Schneiderman has also requested meetings with the banks over the next couple of weeks.
Spokesmen for Goldman Sachs and Morgan Stanley declined to comment. Bank of America did not immediately return a call seeking comment.
The probe, which was first reported by The New York Times, is the latest in an expanding series of investigations by state and federal agencies into banks' mortgage operations, which were at the heart of the worst global financial crisis since the Great Depression.
"It's not surprising to see everyone wants a piece of the action while they can get it," said Adrian Cronje, chief investment officer at Atlanta-based Balentine, an investment advisory firm with $800 million in assets.
Last fall, nearly a dozen state and federal agencies began the largest ongoing investigation into banks' foreclosure practices after critics said the industry used robo-signers and other tactics to cut corners.
The allegations resulted in settlement talks between bank regulators, a coalition of 50 state attorneys general, and federal agencies that included the Department of Justice and the Securities and Exchange Commission.
Schneiderman is taking part in those talks, but he has recently expressed concern about any deal that would prevent additional investigations into mortgage practices at the banks.
Shares of Bank of America and Goldman were nearly unchanged in afternoon trading, while Morgan Stanley was up 0.7 percent.
A SERIES OF PROBES
In April, the U.S. Office of the Comptroller of the Currency, Office of Thrift Supervision and Federal Reserve announced they had settled with the largest U.S. banks, entering into consent orders that require the lenders to overhaul their foreclosure operations.

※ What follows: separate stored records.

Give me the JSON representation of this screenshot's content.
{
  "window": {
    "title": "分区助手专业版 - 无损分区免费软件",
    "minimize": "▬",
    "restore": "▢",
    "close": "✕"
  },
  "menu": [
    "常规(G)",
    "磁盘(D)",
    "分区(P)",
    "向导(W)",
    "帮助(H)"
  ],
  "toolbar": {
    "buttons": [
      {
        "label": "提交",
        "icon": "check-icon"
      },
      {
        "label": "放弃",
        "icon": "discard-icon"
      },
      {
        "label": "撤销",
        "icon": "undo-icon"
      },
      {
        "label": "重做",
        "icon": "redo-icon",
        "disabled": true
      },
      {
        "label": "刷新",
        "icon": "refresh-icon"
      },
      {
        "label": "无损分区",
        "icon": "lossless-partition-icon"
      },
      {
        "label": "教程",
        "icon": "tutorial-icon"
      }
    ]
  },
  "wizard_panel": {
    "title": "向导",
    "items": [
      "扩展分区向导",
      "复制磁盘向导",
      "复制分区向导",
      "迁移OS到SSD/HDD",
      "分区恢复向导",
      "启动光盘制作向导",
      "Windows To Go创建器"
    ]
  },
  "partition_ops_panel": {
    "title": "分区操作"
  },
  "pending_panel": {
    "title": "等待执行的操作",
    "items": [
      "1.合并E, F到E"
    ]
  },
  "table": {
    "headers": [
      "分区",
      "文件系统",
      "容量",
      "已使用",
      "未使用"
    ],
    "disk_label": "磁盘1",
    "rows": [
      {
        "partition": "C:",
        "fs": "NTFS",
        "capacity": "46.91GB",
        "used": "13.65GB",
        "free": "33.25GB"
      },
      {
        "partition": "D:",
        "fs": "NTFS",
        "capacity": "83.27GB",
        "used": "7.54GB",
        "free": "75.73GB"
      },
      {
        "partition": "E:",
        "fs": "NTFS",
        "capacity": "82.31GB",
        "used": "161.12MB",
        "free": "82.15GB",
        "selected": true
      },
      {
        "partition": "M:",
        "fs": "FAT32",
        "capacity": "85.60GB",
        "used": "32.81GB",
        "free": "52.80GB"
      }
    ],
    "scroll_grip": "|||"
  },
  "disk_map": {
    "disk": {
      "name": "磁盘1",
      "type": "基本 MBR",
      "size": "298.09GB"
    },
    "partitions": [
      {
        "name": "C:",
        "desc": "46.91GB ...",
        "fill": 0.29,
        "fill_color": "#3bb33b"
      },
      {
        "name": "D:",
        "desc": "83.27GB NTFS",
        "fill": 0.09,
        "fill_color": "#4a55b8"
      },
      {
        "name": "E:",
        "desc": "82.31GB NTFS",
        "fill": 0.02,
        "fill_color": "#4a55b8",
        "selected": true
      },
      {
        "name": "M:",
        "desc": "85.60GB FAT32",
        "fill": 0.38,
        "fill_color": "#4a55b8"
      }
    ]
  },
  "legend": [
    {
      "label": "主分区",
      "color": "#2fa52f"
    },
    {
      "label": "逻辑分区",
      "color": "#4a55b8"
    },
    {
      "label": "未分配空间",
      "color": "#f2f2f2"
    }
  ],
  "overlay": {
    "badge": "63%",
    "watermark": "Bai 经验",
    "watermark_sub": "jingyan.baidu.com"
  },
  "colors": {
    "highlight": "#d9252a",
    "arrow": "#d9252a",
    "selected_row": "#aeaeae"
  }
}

Talks with the coalition of 50 state attorneys general are continuing, with both sides discussing the size of any potential fine and whether mortgage lenders will write off principal on delinquent mortgages to aid borrowers.
A fine could cost the industry as much as $20 billion, although the banks have proposed paying $5 billion.
Other probes have emerged in recent weeks.
The SEC is looking at how banks bundled and sold toxic mortgages in collateralized debt obligation deals.
JPMorgan Chase & Co <JPM.N> is in talks with the regulator to settle a probe into how it sold mortgage-backed bonds in 2007.
Meanwhile, the U.S. Department of Housing and Urban Development has accused five of the largest mortgage lenders -- BofA, Citigroup Inc <C.N>, Wells Fargo & Co <WFC.N>, JPMorgan and Ally Financial -- of defrauding the government in seeking reimbursements for mortgages on properties they improperly foreclosed upon, according to a story in the Huffington Post.
The audit, according to the report, claims the banks violated the False Claims Act, a Civil War-era law designed to protect the government from fraudulent bills.